Sheikh Khalifa's official translator speaks about on close friendship of Rulers
'The relationship is rare and precious'
Less than a decade after the birth of the UAE, Queen Elizabeth was welcomed here on an official state visit.
Her first invitation, in 1979, came from Sheikh Zayed, the founding President, who was a personal friend of the British monarch.
Just eight years after the country was formed, the queen spent three days here, sailing from Abu Dhabi to Dubai in the British royal yacht HMY Britannia, which became one of the first vessels to dock at the new Jebel Ali Port.
Two and a half years ago, she returned for her second state visit at the invitation of Sheikh Khalifa. This week she returns that hospitality, as Sheikh Khalifa embarks on his first official state visit to the UK in his capacity as President.
Zaki Nusseibeh, who lives in Abu Dhabi, was the official translator for Sheikh Zayed in 1979 and will assume the same role for Sheikh Khalifa in London this week.
"This is a head of state who is invited as a personal guest of the queen, not as a government guest, this is what is important," says Mr Nusseibeh. "He has been to England in his capacity as Crown Prince but this is his first time in his official capacity as President of the UAE.

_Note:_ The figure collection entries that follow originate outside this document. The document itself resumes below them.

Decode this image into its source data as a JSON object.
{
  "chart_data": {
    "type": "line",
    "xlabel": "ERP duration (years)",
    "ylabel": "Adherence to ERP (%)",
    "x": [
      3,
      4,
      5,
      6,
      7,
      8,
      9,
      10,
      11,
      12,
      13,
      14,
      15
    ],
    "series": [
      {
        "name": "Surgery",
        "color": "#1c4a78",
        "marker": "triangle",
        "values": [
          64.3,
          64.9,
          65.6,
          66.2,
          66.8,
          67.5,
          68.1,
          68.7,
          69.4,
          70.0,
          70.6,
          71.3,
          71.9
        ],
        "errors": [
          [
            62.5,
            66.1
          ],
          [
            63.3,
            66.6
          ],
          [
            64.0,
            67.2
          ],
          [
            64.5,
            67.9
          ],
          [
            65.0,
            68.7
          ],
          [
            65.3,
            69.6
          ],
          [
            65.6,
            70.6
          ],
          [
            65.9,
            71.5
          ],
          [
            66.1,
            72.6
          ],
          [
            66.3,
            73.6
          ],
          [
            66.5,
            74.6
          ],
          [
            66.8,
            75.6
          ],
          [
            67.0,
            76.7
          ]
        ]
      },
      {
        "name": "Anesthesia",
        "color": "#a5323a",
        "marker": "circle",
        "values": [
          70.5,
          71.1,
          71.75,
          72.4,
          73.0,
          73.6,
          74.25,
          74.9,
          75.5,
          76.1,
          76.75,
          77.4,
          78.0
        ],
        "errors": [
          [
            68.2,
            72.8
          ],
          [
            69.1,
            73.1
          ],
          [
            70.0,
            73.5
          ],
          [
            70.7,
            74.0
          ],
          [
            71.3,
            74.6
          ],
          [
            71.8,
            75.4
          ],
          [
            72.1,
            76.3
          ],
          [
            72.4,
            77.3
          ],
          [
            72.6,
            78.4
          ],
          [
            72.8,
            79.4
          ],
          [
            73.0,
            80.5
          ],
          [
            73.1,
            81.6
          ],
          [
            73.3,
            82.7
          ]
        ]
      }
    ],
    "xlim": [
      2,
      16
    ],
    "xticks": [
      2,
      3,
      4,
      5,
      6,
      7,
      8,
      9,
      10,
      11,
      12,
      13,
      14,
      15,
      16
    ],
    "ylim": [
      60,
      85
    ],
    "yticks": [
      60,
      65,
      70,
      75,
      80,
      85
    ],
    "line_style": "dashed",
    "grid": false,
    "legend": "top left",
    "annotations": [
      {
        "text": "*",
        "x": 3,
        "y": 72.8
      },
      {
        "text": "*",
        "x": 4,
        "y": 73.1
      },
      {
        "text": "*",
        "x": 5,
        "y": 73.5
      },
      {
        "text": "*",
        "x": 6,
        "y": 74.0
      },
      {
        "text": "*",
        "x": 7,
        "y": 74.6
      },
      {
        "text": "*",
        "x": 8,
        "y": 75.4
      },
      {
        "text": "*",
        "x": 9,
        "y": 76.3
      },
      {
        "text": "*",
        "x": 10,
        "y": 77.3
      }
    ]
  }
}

"Sheikh Zayed had established a very close relationship with the queen, the duke of Edinburgh and the prince of Wales. This is still reflected in the ties of the two governments. The relationship is something very rare, and very precious."
Almost 35 years ago, on February 24, 1979, Queen Elizabeth began what was the first state visit to Abu Dhabi and Dubai by any British monarch.
In Dubai, she opened the World Trade Centre and inaugurated the Jebel Ali Port, which is now one the world's largest.
Much of her time in the capital was spent privately with members of the Ruling family, including an audience with Sheikha Fatima bint Mubarak, the wife of Sheikh Zayed.
Given the two families' close relationship, it was fitting that her first call on her second official state visit, in November 2010, was to pay her respects at the grave of Sheikh Zayed, with whom she remained close friends until his death in 2004.
Accompanied by her husband Prince Philip, the duke of Edinburgh, and second son Prince Andrew, she was driven to his tomb, which lies just outside the courtyard of the Sheikh Zayed Grand Mosque.
After praying for his soul, she was escorted through the marble-floored courtyard of the mosque by Sheikh Mohammed bin Zayed, Crown Prince of Abu Dhabi and Deputy Supreme Commander of the Armed Forces.
Accompanied by the British foreign secretary, the visit was also fruitful for trade and industry.
"The important thing is that with the new era, Britain and the UAE are developing new ties in new areas, whether it's commerce or health or education or energy," says Mr Nusseibeh.
"This is the important thing.
"Of course, there is also the ceremonial part, which England and the UK are particularly good at.
"And I hope the very strong British community that lives in the UAE will be happy to see the two sovereigns coming together - it is something to feel proud of."